His own doubts were seeping in, an anxiety burning in his chest. He’d unveiled a huge part of himself tonight, something he’d never intended for you to know. He’d never wanted to hurt you with this and now that he had, he had to force down the guilt that came when he’d seen the look on your face as the truth spilled. His disdain for the Mayor hadn’t ever been as simple as hating the face of the town that hated him. There was so much more to it than that, but he’d never wanted to make that your burden.

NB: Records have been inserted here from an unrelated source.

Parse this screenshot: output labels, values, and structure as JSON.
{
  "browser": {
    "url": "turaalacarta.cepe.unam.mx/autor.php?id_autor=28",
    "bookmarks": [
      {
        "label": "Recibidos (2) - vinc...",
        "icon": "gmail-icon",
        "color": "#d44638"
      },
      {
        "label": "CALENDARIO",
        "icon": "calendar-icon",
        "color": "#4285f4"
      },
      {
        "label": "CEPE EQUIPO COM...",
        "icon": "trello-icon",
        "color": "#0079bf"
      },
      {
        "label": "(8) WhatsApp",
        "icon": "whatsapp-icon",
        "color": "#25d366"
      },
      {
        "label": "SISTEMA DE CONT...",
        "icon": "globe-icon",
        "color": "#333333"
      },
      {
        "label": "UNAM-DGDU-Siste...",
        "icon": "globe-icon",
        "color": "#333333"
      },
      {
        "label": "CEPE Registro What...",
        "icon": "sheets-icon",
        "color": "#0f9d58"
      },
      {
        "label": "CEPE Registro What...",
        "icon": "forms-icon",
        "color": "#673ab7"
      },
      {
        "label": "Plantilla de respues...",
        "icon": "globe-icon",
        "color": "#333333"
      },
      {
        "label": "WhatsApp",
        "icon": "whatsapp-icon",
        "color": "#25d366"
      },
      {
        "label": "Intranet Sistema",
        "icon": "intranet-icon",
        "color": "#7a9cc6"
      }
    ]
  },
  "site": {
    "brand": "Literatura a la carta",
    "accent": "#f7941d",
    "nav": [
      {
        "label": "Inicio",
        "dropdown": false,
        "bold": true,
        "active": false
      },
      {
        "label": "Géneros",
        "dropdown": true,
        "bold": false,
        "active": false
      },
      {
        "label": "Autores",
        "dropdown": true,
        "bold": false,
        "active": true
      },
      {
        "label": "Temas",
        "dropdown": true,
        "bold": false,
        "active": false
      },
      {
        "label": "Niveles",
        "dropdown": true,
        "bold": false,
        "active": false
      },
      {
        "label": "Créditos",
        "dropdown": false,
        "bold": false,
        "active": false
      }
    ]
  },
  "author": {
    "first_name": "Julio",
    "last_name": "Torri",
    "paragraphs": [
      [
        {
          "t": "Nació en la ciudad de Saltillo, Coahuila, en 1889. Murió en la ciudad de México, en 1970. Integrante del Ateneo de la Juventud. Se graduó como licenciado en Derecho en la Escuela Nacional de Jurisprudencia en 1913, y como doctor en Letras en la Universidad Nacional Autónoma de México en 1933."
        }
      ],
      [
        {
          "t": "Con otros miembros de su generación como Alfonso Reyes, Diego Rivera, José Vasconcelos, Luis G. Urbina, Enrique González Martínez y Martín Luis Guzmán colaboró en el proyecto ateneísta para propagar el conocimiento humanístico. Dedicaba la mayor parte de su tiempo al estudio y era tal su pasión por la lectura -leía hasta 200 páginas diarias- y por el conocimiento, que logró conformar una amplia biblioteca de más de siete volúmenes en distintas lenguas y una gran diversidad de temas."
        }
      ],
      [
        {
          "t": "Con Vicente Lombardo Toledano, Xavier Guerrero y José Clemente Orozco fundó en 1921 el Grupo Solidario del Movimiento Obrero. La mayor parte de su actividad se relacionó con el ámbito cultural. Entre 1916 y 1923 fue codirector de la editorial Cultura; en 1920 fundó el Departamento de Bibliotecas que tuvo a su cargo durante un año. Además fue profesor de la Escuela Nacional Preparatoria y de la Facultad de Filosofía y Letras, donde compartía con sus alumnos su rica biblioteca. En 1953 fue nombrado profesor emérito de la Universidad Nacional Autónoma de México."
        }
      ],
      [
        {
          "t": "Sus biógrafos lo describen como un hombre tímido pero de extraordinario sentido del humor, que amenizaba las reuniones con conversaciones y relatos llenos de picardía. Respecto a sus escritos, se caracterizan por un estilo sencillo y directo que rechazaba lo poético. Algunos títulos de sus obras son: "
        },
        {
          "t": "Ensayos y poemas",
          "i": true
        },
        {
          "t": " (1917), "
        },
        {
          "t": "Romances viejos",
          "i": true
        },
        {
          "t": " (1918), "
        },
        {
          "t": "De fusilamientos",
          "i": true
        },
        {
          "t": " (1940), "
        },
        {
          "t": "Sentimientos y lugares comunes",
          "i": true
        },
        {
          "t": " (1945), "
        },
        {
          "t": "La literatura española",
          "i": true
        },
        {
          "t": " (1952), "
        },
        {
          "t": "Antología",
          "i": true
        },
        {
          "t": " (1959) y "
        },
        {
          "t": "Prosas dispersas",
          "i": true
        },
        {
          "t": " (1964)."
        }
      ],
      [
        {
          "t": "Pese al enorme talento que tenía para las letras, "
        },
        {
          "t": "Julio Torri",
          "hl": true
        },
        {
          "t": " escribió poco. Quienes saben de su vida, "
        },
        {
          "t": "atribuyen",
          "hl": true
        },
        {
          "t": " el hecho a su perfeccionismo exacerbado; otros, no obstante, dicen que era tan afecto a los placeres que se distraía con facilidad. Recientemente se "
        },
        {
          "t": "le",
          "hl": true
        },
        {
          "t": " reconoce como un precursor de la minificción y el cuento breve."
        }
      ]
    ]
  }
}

Part of him now was terrified. The thought had crossed his mind that perhaps – maybe not now, maybe not for a while, but someday – you might think he chose you for this, like some sick revenge on the Mayor. Even he had accused Mary of it, claiming he was using you... Taking his only daughter and defiling her, corrupting her just to get his own back. That night back in the dive bar had started as a bet, yes. The thought had indeed crossed his mind that it was ironic he’d got to fuck you after your father had fucked over his family. But you were so much more than that...
He was in too deep now. He loved you. Now more than ever, he was afraid he might lose you over this. He prayed that you didn’t think that, that your father’s own accusation had fallen on deaf ears.
But for now, he just needed to get you both out of town. As long as you were safe, he’d take whatever consequences came his way.